Austin wasn’t as confident in the decision, telling other council members the vote could have adverse effects not just for firefighters but for other city departments.

“If we deal with this issue, we are going to feel some repercussions throughout all departments in the city,” Austin said. “Good, bad or indifferent, I think we’re going to hear from other departments in this regard, so to jump to a conclusion tonight is not prudent in my eyes.”

King said the council could risk negatively affecting fire department morale and showing a lack of confidence in the department.

“To me, this is a smack right in their face if you say, ‘I’m not willing to change it,’” King said. “There’s not a dime of difference. … The reality is, citizens are safer, the department is safer, the guys are better at what they’re doing, continuing the good morale at no cost to the city.”

Council members will vote on the issue at the next public meeting. Austin and Boughton said a vote so soon left council members little time to ask questions before the public meeting, which the council traditionally uses to pass motions and resolutions on issues they’ve already discussed. King and Anderson pointed out that council members could seek guidance from city staff until March 18, the next time the council meets.

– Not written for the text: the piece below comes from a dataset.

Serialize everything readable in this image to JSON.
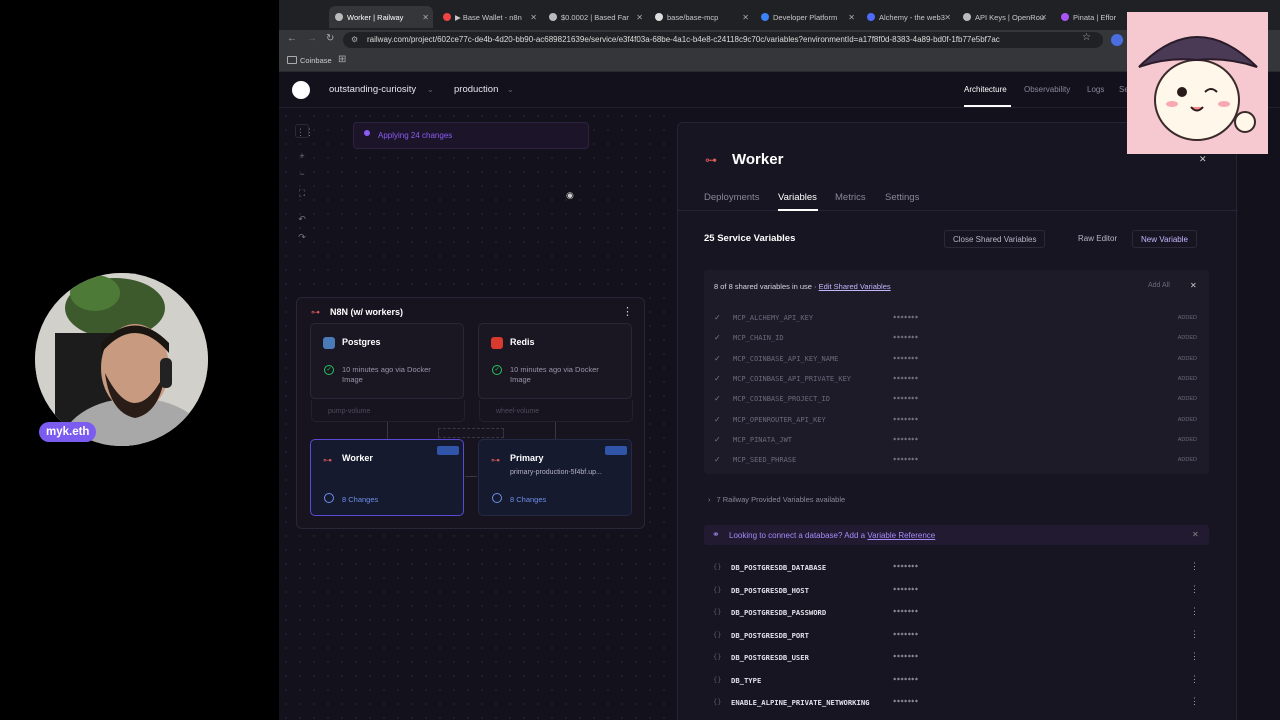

The council came under scrutiny several years ago for its involvement in the fire department scheduling, among other matters. Several council members, including King, Anderson and former council member Marian Clennon, which eventually led to reports in 2010 criticizing the fire department’s lack of organizational structure and the city council’s over-involvement in fire department affairs, among other issues. Former Fire Chief Dan Wilson retired from the city at the end of January 2010.